E quindi, discernere. “L’incontro e l’ascolto reciproco non sono qualcosa di fine a sé stesso, che lascia le cose come stanno. Al contrario, quando entriamo in dialogo, ci mettiamo in discussione, in cammino, e alla fine non siamo gli stessi di prima, siamo cambiati”. “La Parola ci apre al discernimento e lo illumina. Essa orienta il Sinodo perché non sia una ‘convention’ ecclesiale, un convegno di studi o un congresso politico, perché non sia un parlamento, ma un evento di grazia, un processo di guarigione condotto dallo Spirito. In questi giorni Gesù ci chiama, come fece con l’uomo ricco del Vangelo, a svuotarci, a liberarci di ciò che è mondano, e anche delle nostre chiusure e dei nostri modelli pastorali ripetitivi; a interrogarci su cosa ci vuole dire Dio in questo tempo e verso quale direzione vuole condurci”.

Del “giovane ricco”, il Papa ha parlato anche all’Angelus, sottolineando l’aspetto “commerciale” della domanda che egli pone a Gesù: «Che cosa devo fare per avere la vita eterna?» “Notiamo – ha detto Francesco - i verbi che utilizza: dover fare – per avere. Ecco la sua religiosità: un dovere, un fare per avere; ‘faccio qualcosa per ottenere quel che mi serve’. Ma questo è un rapporto commerciale con Dio, un do ut des. La fede, invece, non è un rito freddo e meccanico, un ‘devo-faccio-ottengo’. È questione di libertà e di amore”. Gesù, infatti, gli mostra il “vero volto” di Dio, che è amore e accoglienza.
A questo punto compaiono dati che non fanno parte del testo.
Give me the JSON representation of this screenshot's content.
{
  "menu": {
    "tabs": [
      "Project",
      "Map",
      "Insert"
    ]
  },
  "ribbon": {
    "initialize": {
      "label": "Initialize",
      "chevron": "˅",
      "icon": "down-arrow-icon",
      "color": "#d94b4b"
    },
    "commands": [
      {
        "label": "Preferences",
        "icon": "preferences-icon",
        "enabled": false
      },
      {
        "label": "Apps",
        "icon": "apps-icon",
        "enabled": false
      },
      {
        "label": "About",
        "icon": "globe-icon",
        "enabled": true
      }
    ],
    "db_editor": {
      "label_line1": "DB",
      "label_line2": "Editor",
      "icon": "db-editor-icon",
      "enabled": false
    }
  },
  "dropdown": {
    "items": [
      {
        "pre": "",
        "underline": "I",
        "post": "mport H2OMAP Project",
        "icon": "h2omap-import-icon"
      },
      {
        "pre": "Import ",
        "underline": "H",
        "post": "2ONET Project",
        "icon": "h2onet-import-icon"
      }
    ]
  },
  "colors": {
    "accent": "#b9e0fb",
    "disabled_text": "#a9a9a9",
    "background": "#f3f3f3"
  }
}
Quando, infine, Gesù gli dice “vendi tutto e seguimi” ci sono il dono e la gratuità. “Una fede senza dono e gratuità è incompleta è una fede debole, ammalata.  Potremmo paragonarla a un cibo ricco e nutriente a cui però manca sapore, o a una partita ben giocata ma senza gol”. “Oggi possiamo domandarci: ‘A che punto sta la mia fede? La vivo come una cosa meccanica, come un rapporto di dovere o di interesse con Dio? Mi ricordo di alimentarla lasciandomi guardare e amare da Gesù? E, attirato da Lui, corrispondo con la gratuità?”.

Dopo la recita della preghiera mariana, Francesco nella Giornata mondiale della salute mentale, ha ricordato “i fratelli e le sorelle affetti da disturbi mentali e anche le vittime, spesso giovani, di suicidio. Preghiamo per loro e per le loro famiglie, affinché non vengano lasciati soli né discriminati, ma accolti e sostenuti”.